The original ISOTRACK project, which was completed towards the end of 2011, successfully developed a new system of monitoring and tracking containers throughout the supply chain.
Major innovations include the development of a composite container door that is transparent to radio frequency, embedded electronic systems to monitor the internal condition of the container, and the wireless transmission of information from inside the container without the need for an external antenna.
There are already a number of different tracking devices on the market that enable businesses and authorities to determine, say, the location or status of a particular container. What makes ISOTRACK technology so innovative is that it is capable of getting a radio frequency (RF) signal out of a steel container. “This device is also the only one that we know of that is integral to the container; there are no external bits that can be knocked off or tampered with, unlike a lot of existing systems,” says project coordinator Dougie Bryce.
The main objective of the ISOTRACK II project, which began in January this year and is due to end in December 2014, is to demonstrate, through field tests, how the new tracking technology works in practice and to underline to business and authorities the potential benefits.
In effect, the project is a good example of EU funding bridging the gap between product development and the realisation of a successful commercial outcome, something that is not always straightforward for many SMEs.
Tightening supply chain security
A major issue that this project addresses is supply chain security. When equipped with ISOTRACK technology, dangerous substances and human cargo can be swiftly detected, and this knowledge can then be processed and transmitted immediately to security services.
“The moment something is put in the container it is tracked and reported, from anywhere that has GPS coverage,” says Bryce. “The device is fitted with low-level radiation detection as standard, in addition to heat, CO2 sensing etc. If every container was kitted with this technology, this would constitute a huge step forward in countering terrorism.”

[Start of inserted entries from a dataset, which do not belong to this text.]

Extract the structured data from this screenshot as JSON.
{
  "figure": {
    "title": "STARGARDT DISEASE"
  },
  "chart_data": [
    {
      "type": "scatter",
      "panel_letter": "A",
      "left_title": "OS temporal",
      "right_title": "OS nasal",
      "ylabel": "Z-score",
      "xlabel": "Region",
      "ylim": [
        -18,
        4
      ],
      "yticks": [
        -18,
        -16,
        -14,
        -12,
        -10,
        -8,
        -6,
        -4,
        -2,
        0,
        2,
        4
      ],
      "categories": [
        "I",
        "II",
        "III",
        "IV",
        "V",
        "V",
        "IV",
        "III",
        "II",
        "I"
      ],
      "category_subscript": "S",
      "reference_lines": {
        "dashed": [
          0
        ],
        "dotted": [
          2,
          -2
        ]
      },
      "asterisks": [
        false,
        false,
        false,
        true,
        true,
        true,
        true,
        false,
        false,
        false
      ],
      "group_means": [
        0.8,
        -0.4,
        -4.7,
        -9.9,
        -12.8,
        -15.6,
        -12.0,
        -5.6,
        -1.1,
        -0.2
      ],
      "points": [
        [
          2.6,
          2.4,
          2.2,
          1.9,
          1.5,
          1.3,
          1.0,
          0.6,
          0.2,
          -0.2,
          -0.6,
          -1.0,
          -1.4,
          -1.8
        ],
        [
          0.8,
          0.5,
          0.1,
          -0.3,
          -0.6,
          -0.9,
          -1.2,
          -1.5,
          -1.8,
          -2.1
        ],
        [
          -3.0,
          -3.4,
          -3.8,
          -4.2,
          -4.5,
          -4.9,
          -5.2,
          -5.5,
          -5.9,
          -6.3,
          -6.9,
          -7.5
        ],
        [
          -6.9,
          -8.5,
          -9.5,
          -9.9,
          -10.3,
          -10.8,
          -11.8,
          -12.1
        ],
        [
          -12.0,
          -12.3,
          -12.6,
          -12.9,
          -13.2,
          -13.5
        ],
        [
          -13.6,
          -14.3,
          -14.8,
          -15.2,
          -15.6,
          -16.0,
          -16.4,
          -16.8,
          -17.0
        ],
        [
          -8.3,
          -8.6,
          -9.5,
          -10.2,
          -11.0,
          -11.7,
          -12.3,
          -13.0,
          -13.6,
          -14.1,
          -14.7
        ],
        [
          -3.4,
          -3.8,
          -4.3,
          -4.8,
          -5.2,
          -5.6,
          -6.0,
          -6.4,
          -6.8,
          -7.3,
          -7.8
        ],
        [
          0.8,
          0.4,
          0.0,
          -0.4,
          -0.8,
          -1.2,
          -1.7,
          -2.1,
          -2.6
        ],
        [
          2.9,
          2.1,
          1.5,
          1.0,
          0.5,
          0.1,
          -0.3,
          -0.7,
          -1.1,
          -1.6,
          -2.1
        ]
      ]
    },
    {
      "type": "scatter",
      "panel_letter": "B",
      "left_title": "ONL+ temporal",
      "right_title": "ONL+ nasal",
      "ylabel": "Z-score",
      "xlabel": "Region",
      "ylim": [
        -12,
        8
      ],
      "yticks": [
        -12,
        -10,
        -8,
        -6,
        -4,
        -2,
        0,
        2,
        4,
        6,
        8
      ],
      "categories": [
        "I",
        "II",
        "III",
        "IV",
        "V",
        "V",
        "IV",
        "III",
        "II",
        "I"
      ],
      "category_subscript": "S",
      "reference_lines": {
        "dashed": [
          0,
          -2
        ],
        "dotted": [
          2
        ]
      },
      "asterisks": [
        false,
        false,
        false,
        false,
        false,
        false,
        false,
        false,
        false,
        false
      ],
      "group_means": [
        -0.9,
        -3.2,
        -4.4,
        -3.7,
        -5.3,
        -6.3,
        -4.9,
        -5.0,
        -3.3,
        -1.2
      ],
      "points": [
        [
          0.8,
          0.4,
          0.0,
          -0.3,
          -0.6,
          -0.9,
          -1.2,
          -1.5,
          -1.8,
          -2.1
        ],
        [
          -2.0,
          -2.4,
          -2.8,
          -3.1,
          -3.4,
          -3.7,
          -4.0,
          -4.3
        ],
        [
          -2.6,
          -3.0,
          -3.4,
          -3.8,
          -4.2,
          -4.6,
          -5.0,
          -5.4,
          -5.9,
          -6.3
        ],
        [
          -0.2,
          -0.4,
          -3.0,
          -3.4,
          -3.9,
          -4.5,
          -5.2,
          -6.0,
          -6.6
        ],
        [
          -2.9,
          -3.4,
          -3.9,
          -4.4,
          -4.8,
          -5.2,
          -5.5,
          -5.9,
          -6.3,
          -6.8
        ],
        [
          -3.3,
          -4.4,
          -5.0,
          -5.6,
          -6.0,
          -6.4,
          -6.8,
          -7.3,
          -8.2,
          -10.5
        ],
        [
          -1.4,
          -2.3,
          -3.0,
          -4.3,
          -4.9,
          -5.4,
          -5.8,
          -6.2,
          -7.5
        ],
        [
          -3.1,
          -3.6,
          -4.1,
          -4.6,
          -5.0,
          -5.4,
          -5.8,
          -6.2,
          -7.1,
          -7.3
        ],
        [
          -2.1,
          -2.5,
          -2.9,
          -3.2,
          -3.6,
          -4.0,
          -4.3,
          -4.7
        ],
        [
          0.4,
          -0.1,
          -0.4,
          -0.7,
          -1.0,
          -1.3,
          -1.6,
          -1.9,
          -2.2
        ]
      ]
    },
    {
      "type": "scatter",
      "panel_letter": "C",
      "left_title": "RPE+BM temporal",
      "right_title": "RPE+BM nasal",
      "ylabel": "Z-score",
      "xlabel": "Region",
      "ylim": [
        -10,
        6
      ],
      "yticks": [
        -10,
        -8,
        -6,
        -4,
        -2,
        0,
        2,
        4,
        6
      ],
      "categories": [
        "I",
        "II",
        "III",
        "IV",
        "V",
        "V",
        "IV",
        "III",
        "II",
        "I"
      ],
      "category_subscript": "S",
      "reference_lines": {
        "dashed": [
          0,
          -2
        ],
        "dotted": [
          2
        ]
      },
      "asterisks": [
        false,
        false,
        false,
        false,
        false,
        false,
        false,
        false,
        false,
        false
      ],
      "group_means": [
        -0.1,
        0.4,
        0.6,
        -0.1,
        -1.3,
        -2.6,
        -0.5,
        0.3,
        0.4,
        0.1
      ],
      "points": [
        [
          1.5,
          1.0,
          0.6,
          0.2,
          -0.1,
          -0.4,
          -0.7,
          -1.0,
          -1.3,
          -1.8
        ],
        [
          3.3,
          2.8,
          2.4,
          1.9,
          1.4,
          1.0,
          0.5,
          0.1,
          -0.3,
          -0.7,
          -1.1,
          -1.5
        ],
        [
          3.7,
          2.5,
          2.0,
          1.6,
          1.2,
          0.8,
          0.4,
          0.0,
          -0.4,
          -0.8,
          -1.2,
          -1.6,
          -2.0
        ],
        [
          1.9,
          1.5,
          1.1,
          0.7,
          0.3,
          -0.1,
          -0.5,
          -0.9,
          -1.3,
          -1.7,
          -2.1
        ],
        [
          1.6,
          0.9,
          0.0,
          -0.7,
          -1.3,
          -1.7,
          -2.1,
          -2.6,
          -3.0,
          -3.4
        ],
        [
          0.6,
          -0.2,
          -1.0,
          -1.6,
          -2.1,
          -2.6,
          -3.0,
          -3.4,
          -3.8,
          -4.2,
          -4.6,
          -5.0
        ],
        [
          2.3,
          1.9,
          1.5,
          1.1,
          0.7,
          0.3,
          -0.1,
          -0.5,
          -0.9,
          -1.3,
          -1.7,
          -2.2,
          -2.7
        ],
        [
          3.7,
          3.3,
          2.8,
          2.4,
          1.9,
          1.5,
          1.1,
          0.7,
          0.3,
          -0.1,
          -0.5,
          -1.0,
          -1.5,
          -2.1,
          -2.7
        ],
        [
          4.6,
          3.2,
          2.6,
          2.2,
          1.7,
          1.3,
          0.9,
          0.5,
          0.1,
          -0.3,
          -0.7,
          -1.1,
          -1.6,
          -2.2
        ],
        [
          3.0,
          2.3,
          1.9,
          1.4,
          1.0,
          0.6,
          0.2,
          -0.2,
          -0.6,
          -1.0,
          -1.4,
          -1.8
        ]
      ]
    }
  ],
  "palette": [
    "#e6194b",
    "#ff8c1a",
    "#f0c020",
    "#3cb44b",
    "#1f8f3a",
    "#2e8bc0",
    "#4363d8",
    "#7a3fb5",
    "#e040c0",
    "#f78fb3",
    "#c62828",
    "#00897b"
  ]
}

ISOTRACK also provides clear benefits to business, by offering detailed tracking and ensuring that every product is accounted for. “If you put 500 TVs in a container, you’ll know if you still have 500 when you unload,” says Mr Bryce. “You’ll also have instant stock control and instant inventory available – electronic documents can be sent to port and customs as soon as the container is loaded.”
Of course, many an innovative idea – particularly from the SME sector – has failed to see the light of day because of high R&D costs, low industry profile and lack of support. The purpose of ISOTRACK II is to give the consortium a helping hand in moving from the product development stage to market.
“We are big fans of EU funding initiatives,” says Bryce. “Without it, we simply could not have got started. It would have been impossible to have developed a prototype, with no way of taking this prototype to market. Without this current project, our innovation would have withered on the vine.”
Sea trials are scheduled for early next year. It is envisaged that some 100 containers will be used in the demonstrations, on ships ploughing regular freight lines. “This all costs money of course,” says Bryce. “And again, without the EU this would have been impossible. We’ll also be continually developing and testing the software, and expect to have a product ready for market by the end of 2014."